No party may transfer, assign, mortgage, charge or encumber all or any part of this Agreement without the prior written approval of all parties to this Agreement.

12.1Expect where the context requires to the contrary and as set out in the Schedule, the following definitions apply to the interpretation of this Agreement:


Confidential Information means all information relating directly or indirectly to any party to which any other party has access, and includes information that is by its nature is confidential, information and information that the disclosing party knows or ought to know is confidential including but not limited to the business performance, strategy and processes of a party.


Fee means the amount to be paid by the Client to Annieography in exchange for the Services.


GST means goods and services tax as imposed by the GST law.


GST Law includes A New Tax System (Goods and Services Tax) Act 1999 and all associated legislation.


Intellectual Property Rights means all rights comprised in any patent, invention, copyright, design, trademark, eligible layout or similar right, whether at common law or conferred by statute, including the right to apply for registration in respect of those rights, and the rights to protect trade secrets, know-how and goodwill.


Loss means any loss including any liability, cost, expense (including legal costs on a full indemnity basis), claim, proceeding, action, demand or damage.


Services means the service package selected by the Client and provided by Annieography.


12.2The variation or waiver of a provision of this Agreement or a parties’ consent to a departure from a provision by another party will be ineffective unless in writing executed by the party.
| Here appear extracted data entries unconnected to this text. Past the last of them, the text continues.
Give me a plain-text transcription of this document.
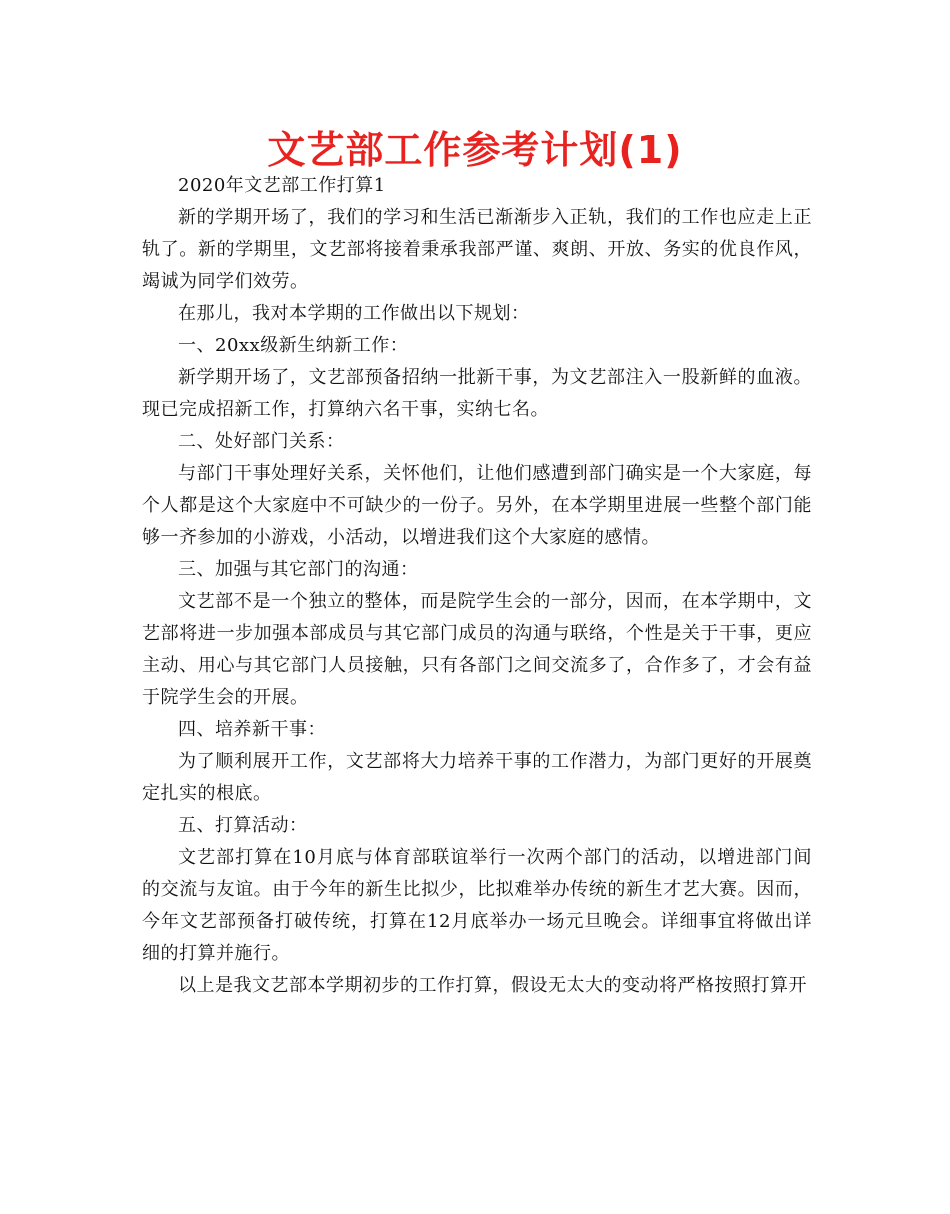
文艺部工作参考计划(1)

2020年文艺部工作打算1

新的学期开场了，我们的学习和生活已渐渐步入正轨，我们的工作也应走上正轨了。新的学期里，文艺部将接着秉承我部严谨、爽朗、开放、务实的优良作风，竭诚为同学们效劳。

在那儿，我对本学期的工作做出以下规划：

一、20xx级新生纳新工作：

新学期开场了，文艺部预备招纳一批新干事，为文艺部注入一股新鲜的血液。现已完成招新工作，打算纳六名干事，实纳七名。

二、处好部门关系：

与部门干事处理好关系，关怀他们，让他们感遭到部门确实是一个大家庭，每个人都是这个大家庭中不可缺少的一份子。另外，在本学期里进展一些整个部门能够一齐参加的小游戏，小活动，以增进我们这个大家庭的感情。

三、加强与其它部门的沟通：

文艺部不是一个独立的整体，而是院学生会的一部分，因而，在本学期中，文艺部将进一步加强本部成员与其它部门成员的沟通与联络，个性是关于干事，更应主动、用心与其它部门人员接触，只有各部门之间交流多了，合作多了，才会有益于院学生会的开展。

四、培养新干事：

为了顺利展开工作，文艺部将大力培养干事的工作潜力，为部门更好的开展奠定扎实的根底。

五、打算活动：

文艺部打算在10月底与体育部联谊举行一次两个部门的活动，以增进部门间的交流与友谊。由于今年的新生比拟少，比拟难举办传统的新生才艺大赛。因而，今年文艺部预备打破传统，打算在12月底举办一场元旦晚会。详细事宜将做出详细的打算并施行。

以上是我文艺部本学期初步的工作打算，假设无太大的变动将严格按照打算开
12.3Each party will do all things (including executing all documents) necessary or desirable to give full effect to this Agreement.

12.4This Agreement may be executed in any number of counterparts which together will constitute one and the same instrument and the date of the Agreement will be the date on which it is executed by all of the parties.

12.5If any part of this Agreement is invalid or unenforceable, this Agreement does not include it. The remainder of this Agreement continues in full force.

12.6This Agreement does not create a partnership, employment, fiduciary or any other relationship, except the relationship of contracting parties, between the parties. No party is liable for an act or omission of the other party.

12.7This Agreement is governed by the laws of Victoria. Each party irrevocably submits to the non-exclusive jurisdiction of the courts of Victoria.

12.8In this Agreement, unless otherwise indicated by the context:

(a) capitalized terms have the meanings set out in this clause 12.1 or the Schedule;

(b) words importing the singular include the plural and vice versa;

(c)  headings are for convenience only and do not affect interpretation of this Agreement; and

(d)  a reference to a clause or, paragraph or schedule is a reference to a clause or, paragraph or schedule of the Agreement.